The U.S. Renewable Fuel Standard requires refiners to blend an increasing volume of biofuels into the nation’s fuel pool each year or buy compliance credits from those who do.
Delta bought the Pennsylvania oil refinery 10 years ago in order to save money on jet fuel costs, the first-ever purchase of a refinery by an airline.
The refinery is expected to start importing agricultural products such as soybean oil, which can be used to make a biomass-based diesel that satisfies federal blending requirements.
Delta declined to comment, but referenced its most recent climate lobbying report, which states that Monroe is evaluating producing sustainable aviation fuel and other renewable fuels after conducting additional economic and operational analysis.
Refiners without that capability have in the past accumulated big positions in these credits, and have tried to pressure the federal government to reduce their liability to avoid making payments they claim threaten the viability of their businesses.
Monroe Energy in the past has had to pay hundreds of millions of dollars each year buying compliance credits, saying it had limited blending ability.
The company is now refurbishing two large tanks within the complex of the 185,000 barrel-per-day Trainer refinery.
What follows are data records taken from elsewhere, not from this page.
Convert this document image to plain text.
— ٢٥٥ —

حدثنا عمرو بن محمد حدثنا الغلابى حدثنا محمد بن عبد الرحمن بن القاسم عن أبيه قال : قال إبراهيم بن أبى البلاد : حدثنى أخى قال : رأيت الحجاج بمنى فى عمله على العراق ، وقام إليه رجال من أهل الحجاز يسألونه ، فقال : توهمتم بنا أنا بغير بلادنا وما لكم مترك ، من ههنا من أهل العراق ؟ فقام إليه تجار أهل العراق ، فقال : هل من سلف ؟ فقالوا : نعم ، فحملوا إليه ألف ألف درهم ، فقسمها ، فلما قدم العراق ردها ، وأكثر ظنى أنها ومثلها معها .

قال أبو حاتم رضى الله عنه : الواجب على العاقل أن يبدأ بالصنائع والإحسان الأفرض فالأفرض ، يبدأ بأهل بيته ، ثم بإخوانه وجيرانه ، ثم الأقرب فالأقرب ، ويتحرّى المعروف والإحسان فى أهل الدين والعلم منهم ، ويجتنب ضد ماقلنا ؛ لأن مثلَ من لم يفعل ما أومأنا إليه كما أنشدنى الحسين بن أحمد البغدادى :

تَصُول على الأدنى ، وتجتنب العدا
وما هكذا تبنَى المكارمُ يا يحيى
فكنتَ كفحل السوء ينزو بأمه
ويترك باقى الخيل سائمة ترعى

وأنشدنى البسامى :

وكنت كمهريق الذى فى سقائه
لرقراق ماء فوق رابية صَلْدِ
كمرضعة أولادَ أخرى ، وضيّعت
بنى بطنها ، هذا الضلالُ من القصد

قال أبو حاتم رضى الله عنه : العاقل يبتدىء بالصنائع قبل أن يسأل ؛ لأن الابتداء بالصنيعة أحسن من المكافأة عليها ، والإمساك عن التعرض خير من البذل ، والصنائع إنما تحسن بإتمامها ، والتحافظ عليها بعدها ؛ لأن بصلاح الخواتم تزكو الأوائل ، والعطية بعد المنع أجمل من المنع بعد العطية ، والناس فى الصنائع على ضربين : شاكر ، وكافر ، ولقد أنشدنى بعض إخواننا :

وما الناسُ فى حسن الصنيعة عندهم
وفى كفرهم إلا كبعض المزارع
One tank is completed, and the second is slated for completion next month, according to two sources familiar with the matter. One source said the tanks would be used to blend biofuels.
Most merchant refiners buy RINs credits daily to avoid amassing a large liability and exposure to fluctuating prices, but Monroe Energy has slowed or halted purchases in recent years, according to market sources, as the EPA delayed compliance deadlines due to COVID-19.
Monroe delayed purchasing RINs last year because it thought RINs prices would fall or that the company would receive a waiver from paying their obligation, Reuters reported. However, those prices have stayed largely the same, according to Refinitiv data. The company has until next year to buy those credits.
The refining arm had a credit shortfall of $556 million in June 2022, according to its most recent quarterly earnings.
Delta’s refining income has soared this year as global refining margins surged following Russia’s invasion of Ukraine.
In the first six months of 2022 Delta’s refining arm earned $323 million, compared with a loss of $283 million in the first six months of 2021. The refinery had struggled to make money since its was purchased by the airline, which has attempted several times to sell it.